What that does, though, is dilute the summer season into a bloated child with weaker punch. The fat cats, delighted as pigs in poo to swell the calendar year with more blockbusters, would certainly wag a nasty finger at that. (I mean, Harry Potter 8 just outdid The Dark Knight by $10 or so million its opening weekend…) But, I think, like when Troy realized on Community that rooming with Abed wouldn’t work because they’d then see too much of each other, too much of a good thing sometimes becomes a bad thing.

Look at 3D. Who’s genuinely excited to see a 3D movie anymore? Perhaps I’m biased; I’ve never quite understood it. I see 3D as an occasion to spend $5 more dollars on an already overpriced movie ticket to wear funky glasses for two hours. Conceivably I’m not alone in this anymore; just ask the people who avoided the Glee movie, Conan the Barbarian and the new Spy Kids. The latter performed “best” with a slim $11.6 million from about 3,300 movie houses.


American audiences will continue watching their blockbusters - their Dark Knight Rises and Amazing Spider-Mans - so I don’t mean to suggest that box office will noticeably suffer from longer summer seasons. But opening The Hunger Games on March 23rd and calling it a summer blockbuster is ludicrously incorrect. March 23rd is mere hours away from being a winter day, people!

Because we’re talking about “hipness” here - we all have our own definitions, really - December wins the category. For now, January is a wasteland, so I wouldn’t expect December’s box office season to stretch too far past the new year. On the flipside, franchises like Harry Potter and Twilight have made major headway in November. So much so that Puss in Boots, Happy Feet 2 and The Muppets will try to replicate their successes a few months from now. Some might even argue that the season begins even earlier than that - at the end of October, to include the Paranormal Activities and Saws (and, even bigger, the latest Jackass).

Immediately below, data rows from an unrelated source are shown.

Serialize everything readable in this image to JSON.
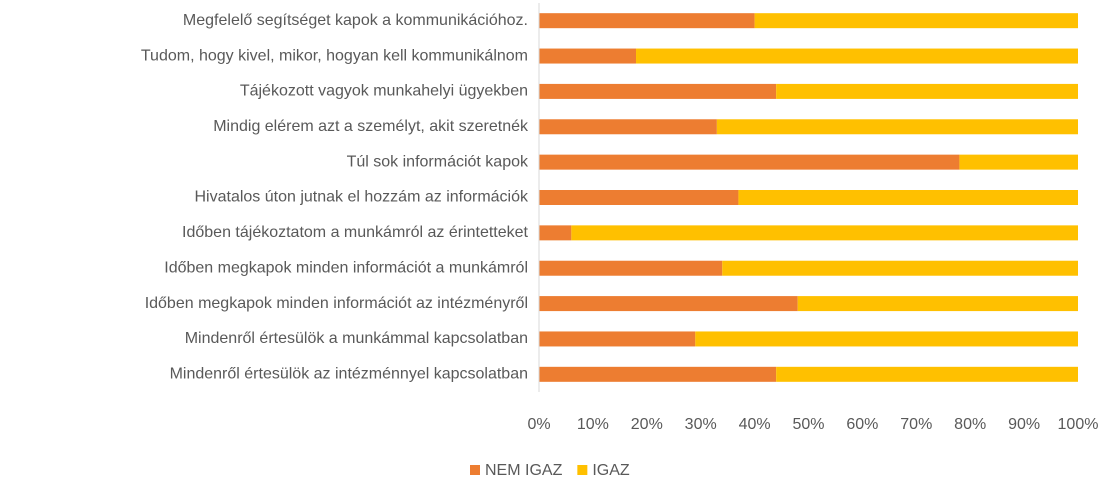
{
  "chart_data": {
    "type": "stacked-barh",
    "categories": [
      "Megfelelő segítséget kapok a kommunikációhoz.",
      "Tudom, hogy kivel, mikor, hogyan kell kommunikálnom",
      "Tájékozott vagyok munkahelyi ügyekben",
      "Mindig elérem azt a személyt, akit szeretnék",
      "Túl sok információt kapok",
      "Hivatalos úton jutnak el hozzám az információk",
      "Időben tájékoztatom a munkámról az érintetteket",
      "Időben megkapok minden információt a munkámról",
      "Időben megkapok minden információt az intézményről",
      "Mindenről értesülök a munkámmal kapcsolatban",
      "Mindenről értesülök az intézménnyel kapcsolatban"
    ],
    "series": [
      {
        "name": "NEM IGAZ",
        "color": "#ed7d31",
        "values": [
          40,
          18,
          44,
          33,
          78,
          37,
          6,
          34,
          48,
          29,
          44
        ]
      },
      {
        "name": "IGAZ",
        "color": "#ffc000",
        "values": [
          60,
          82,
          56,
          67,
          22,
          63,
          94,
          66,
          52,
          71,
          56
        ]
      }
    ],
    "xlim": [
      0,
      100
    ],
    "xticks": [
      {
        "value": 0,
        "label": "0%"
      },
      {
        "value": 10,
        "label": "10%"
      },
      {
        "value": 20,
        "label": "20%"
      },
      {
        "value": 30,
        "label": "30%"
      },
      {
        "value": 40,
        "label": "40%"
      },
      {
        "value": 50,
        "label": "50%"
      },
      {
        "value": 60,
        "label": "60%"
      },
      {
        "value": 70,
        "label": "70%"
      },
      {
        "value": 80,
        "label": "80%"
      },
      {
        "value": 90,
        "label": "90%"
      },
      {
        "value": 100,
        "label": "100%"
      }
    ],
    "legend": "bottom"
  }
}
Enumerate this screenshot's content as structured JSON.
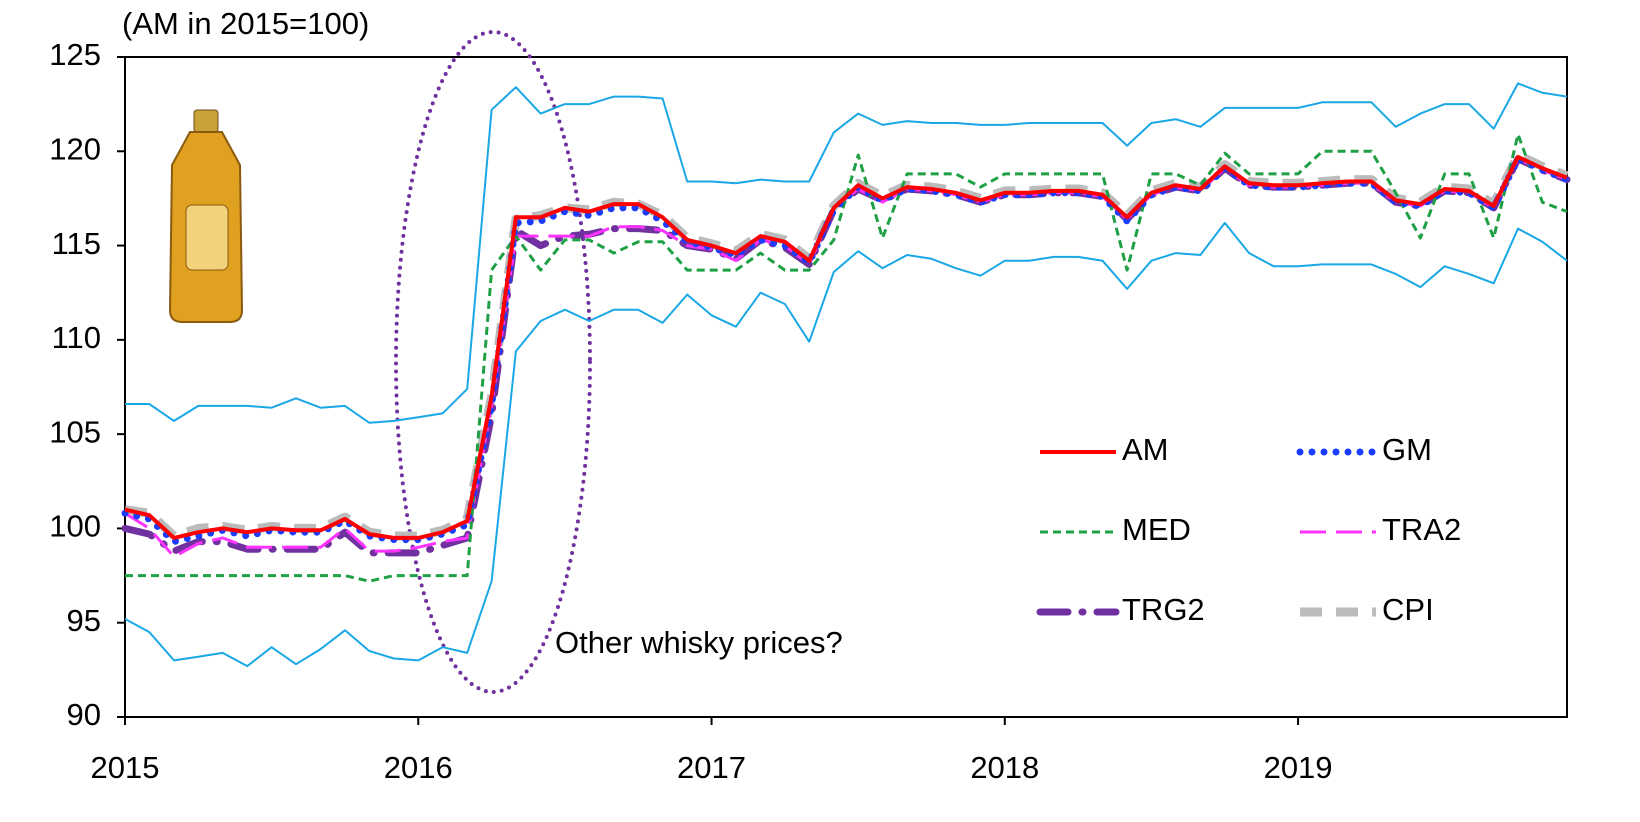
{
  "chart_data": {
    "type": "line",
    "annotations": [
      "(AM in 2015=100)",
      "Other whisky prices?"
    ],
    "x": [
      2015,
      2015.083,
      2015.167,
      2015.25,
      2015.333,
      2015.417,
      2015.5,
      2015.583,
      2015.667,
      2015.75,
      2015.833,
      2015.917,
      2016,
      2016.083,
      2016.167,
      2016.25,
      2016.333,
      2016.417,
      2016.5,
      2016.583,
      2016.667,
      2016.75,
      2016.833,
      2016.917,
      2017,
      2017.083,
      2017.167,
      2017.25,
      2017.333,
      2017.417,
      2017.5,
      2017.583,
      2017.667,
      2017.75,
      2017.833,
      2017.917,
      2018,
      2018.083,
      2018.167,
      2018.25,
      2018.333,
      2018.417,
      2018.5,
      2018.583,
      2018.667,
      2018.75,
      2018.833,
      2018.917,
      2019,
      2019.083,
      2019.167,
      2019.25,
      2019.333,
      2019.417,
      2019.5,
      2019.583,
      2019.667,
      2019.75,
      2019.833,
      2019.917
    ],
    "series": [
      {
        "name": "AM",
        "color": "#ff0000",
        "linestyle": "solid",
        "values": [
          101,
          100.7,
          99.5,
          99.8,
          100,
          99.8,
          100,
          99.9,
          99.9,
          100.5,
          99.7,
          99.5,
          99.5,
          99.8,
          100.4,
          107,
          116.5,
          116.5,
          117,
          116.8,
          117.2,
          117.2,
          116.5,
          115.3,
          115,
          114.6,
          115.5,
          115.2,
          114.2,
          117,
          118.2,
          117.5,
          118.1,
          118,
          117.8,
          117.4,
          117.8,
          117.8,
          117.9,
          117.9,
          117.7,
          116.5,
          117.8,
          118.2,
          118,
          119.2,
          118.3,
          118.2,
          118.2,
          118.3,
          118.4,
          118.4,
          117.4,
          117.2,
          118,
          117.9,
          117.1,
          119.7,
          119.1,
          118.6
        ]
      },
      {
        "name": "GM",
        "color": "#1a3cff",
        "linestyle": "dotted",
        "values": [
          100.8,
          100.5,
          99.3,
          99.6,
          99.9,
          99.6,
          99.9,
          99.8,
          99.8,
          100.4,
          99.6,
          99.4,
          99.4,
          99.7,
          100.2,
          106.5,
          116.2,
          116.3,
          116.8,
          116.6,
          117,
          117,
          116.3,
          115.2,
          114.9,
          114.5,
          115.3,
          115,
          114.1,
          116.9,
          118.1,
          117.4,
          118,
          117.9,
          117.7,
          117.3,
          117.7,
          117.7,
          117.8,
          117.8,
          117.6,
          116.3,
          117.7,
          118.1,
          117.9,
          119.1,
          118.2,
          118.1,
          118.1,
          118.2,
          118.3,
          118.3,
          117.3,
          117.1,
          117.9,
          117.8,
          117,
          119.6,
          119,
          118.5
        ]
      },
      {
        "name": "MED",
        "color": "#1fa045",
        "linestyle": "dashed",
        "values": [
          97.5,
          97.5,
          97.5,
          97.5,
          97.5,
          97.5,
          97.5,
          97.5,
          97.5,
          97.5,
          97.2,
          97.5,
          97.5,
          97.5,
          97.5,
          113.7,
          115.5,
          113.7,
          115.3,
          115.3,
          114.6,
          115.2,
          115.2,
          113.7,
          113.7,
          113.7,
          114.6,
          113.7,
          113.7,
          115.3,
          119.8,
          115.4,
          118.8,
          118.8,
          118.8,
          118.1,
          118.8,
          118.8,
          118.8,
          118.8,
          118.8,
          113.7,
          118.8,
          118.8,
          118.2,
          119.9,
          118.8,
          118.8,
          118.8,
          120,
          120,
          120,
          117.8,
          115.4,
          118.8,
          118.8,
          115.4,
          120.9,
          117.3,
          116.8
        ]
      },
      {
        "name": "TRA2",
        "color": "#ff33ff",
        "linestyle": "longdash",
        "values": [
          100.8,
          100,
          98.5,
          99.2,
          99.5,
          99,
          99,
          99,
          99,
          100,
          98.8,
          98.8,
          99,
          99.3,
          99.5,
          106.5,
          115.5,
          115.5,
          115.5,
          115.5,
          116,
          116,
          115.8,
          115,
          114.8,
          114.2,
          115.3,
          115,
          114,
          117,
          118,
          117.3,
          118,
          117.9,
          117.7,
          117.3,
          117.7,
          117.7,
          117.8,
          117.8,
          117.6,
          116.4,
          117.7,
          118.1,
          117.9,
          119.1,
          118.2,
          118.1,
          118.1,
          118.2,
          118.3,
          118.3,
          117.3,
          117.1,
          117.9,
          117.8,
          117,
          119.6,
          119,
          118.5
        ]
      },
      {
        "name": "TRG2",
        "color": "#7030a0",
        "linestyle": "dashdot",
        "values": [
          100,
          99.7,
          98.8,
          99.3,
          99.3,
          98.9,
          98.9,
          98.9,
          98.9,
          99.8,
          98.7,
          98.7,
          98.7,
          99.1,
          99.5,
          106,
          115.8,
          115,
          115.5,
          115.6,
          115.9,
          115.9,
          115.8,
          115,
          114.8,
          114.3,
          115.3,
          114.9,
          114,
          116.9,
          118,
          117.4,
          118,
          117.9,
          117.7,
          117.3,
          117.7,
          117.7,
          117.8,
          117.8,
          117.6,
          116.4,
          117.7,
          118.1,
          117.9,
          119.1,
          118.2,
          118.1,
          118.1,
          118.2,
          118.3,
          118.3,
          117.3,
          117.1,
          117.9,
          117.8,
          117,
          119.6,
          119,
          118.5
        ]
      },
      {
        "name": "CPI",
        "color": "#bbbbbb",
        "linestyle": "thickdash",
        "values": [
          101,
          100.8,
          99.6,
          100,
          100.1,
          99.9,
          100.1,
          100,
          100,
          100.6,
          99.8,
          99.6,
          99.6,
          99.9,
          100.5,
          107,
          116.4,
          116.6,
          117,
          116.9,
          117.3,
          117.2,
          116.6,
          115.4,
          115.1,
          114.7,
          115.6,
          115.3,
          114.3,
          117.1,
          118.3,
          117.6,
          118.2,
          118.1,
          117.9,
          117.5,
          117.9,
          117.9,
          118,
          118,
          117.8,
          116.6,
          117.9,
          118.3,
          118.1,
          119.3,
          118.4,
          118.3,
          118.3,
          118.4,
          118.5,
          118.5,
          117.5,
          117.3,
          118.1,
          118,
          117.2,
          119.8,
          119.2,
          118.7
        ]
      },
      {
        "color": "#1aa7e6",
        "linestyle": "thin",
        "values": [
          106.6,
          106.6,
          105.7,
          106.5,
          106.5,
          106.5,
          106.4,
          106.9,
          106.4,
          106.5,
          105.6,
          105.7,
          105.9,
          106.1,
          107.4,
          122.2,
          123.4,
          122,
          122.5,
          122.5,
          122.9,
          122.9,
          122.8,
          118.4,
          118.4,
          118.3,
          118.5,
          118.4,
          118.4,
          121,
          122,
          121.4,
          121.6,
          121.5,
          121.5,
          121.4,
          121.4,
          121.5,
          121.5,
          121.5,
          121.5,
          120.3,
          121.5,
          121.7,
          121.3,
          122.3,
          122.3,
          122.3,
          122.3,
          122.6,
          122.6,
          122.6,
          121.3,
          122,
          122.5,
          122.5,
          121.2,
          123.6,
          123.1,
          122.9
        ]
      },
      {
        "color": "#1aa7e6",
        "linestyle": "thin",
        "values": [
          95.2,
          94.5,
          93,
          93.2,
          93.4,
          92.7,
          93.7,
          92.8,
          93.6,
          94.6,
          93.5,
          93.1,
          93,
          93.7,
          93.4,
          97.2,
          109.4,
          111,
          111.6,
          111,
          111.6,
          111.6,
          110.9,
          112.4,
          111.3,
          110.7,
          112.5,
          111.9,
          109.9,
          113.6,
          114.7,
          113.8,
          114.5,
          114.3,
          113.8,
          113.4,
          114.2,
          114.2,
          114.4,
          114.4,
          114.2,
          112.7,
          114.2,
          114.6,
          114.5,
          116.2,
          114.6,
          113.9,
          113.9,
          114,
          114,
          114,
          113.5,
          112.8,
          113.9,
          113.5,
          113,
          115.9,
          115.2,
          114.2
        ]
      }
    ],
    "xlim": [
      2015,
      2019.917
    ],
    "xticks": [
      2015,
      2016,
      2017,
      2018,
      2019
    ],
    "ylim": [
      90,
      125
    ],
    "yticks": [
      90,
      95,
      100,
      105,
      110,
      115,
      120,
      125
    ],
    "grid": false,
    "legend": "lower right"
  }
}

Whatever the case may be, I like the compactness to the season. (By the way, what are we calling it? The December season? Winter? Christmastime?) It’s a month and a half to two months, and then that’s it. Show’s over, wrap up the gear and let’s get the eff out.

Surely the summer season owns 17 of the top 20 biggest three-day weekends of all time. No one here can question the power in Americans - out of school teens, especially - wanting to escape the hot heat by hiding in a movie theater for a couple hours. Yet ‘round the halls of BOP, David Mumpower champions that the best stretch of box office actually begins in late December before bleeding into January a couple days. He says:

“For those of you new to the process, the time frame of the week before Christmas to the third day of January is the most lucrative box office period on the calendar. The end result of this is that most films will experience daily revenue on a par with a Friday, sometimes even a Saturday. So, we are looking at a 12-day period wherein all films in release experience a run of a dozen consecutive Fridays, give or take a bit. This is a blueprint example of a rising tide lifting all boats.”

If the summer and December seasons were personified a bit, December would continue doing what it does best: remaining indifferent. It wouldn’t humble itself or even gloat about Mumpower’s argument by hanging it over summer’s head. If the shoe was on the other foot, though, you know summer would be trumpeting nonstop about how it has the year’s most profitable stretch. It’s just in its loud and abrasive character to do so.

This column took a weird turn somewhere.

The December season, then, oozes cool by restricting its number of weekends to something less than summer - kinda like a musical or drama running as a limited engagement at the theater. Restrictions heighten demand, and maybe, in a very odd way, that’s how December releases can sometimes be so freakin’ leggy. (See Avatar’s final domestic tally, or its amazing 1.83% drop from week one to week two - even though it played in about the same number of theaters).

At the same time, according to the Word of Mumpower, the December season’s got something - 12 days of box office - that the summer season doesn’t have. And I don’t know that this will change if summer continues growing.

(And in case you couldn’t tell, Logan Square would get my vote, too).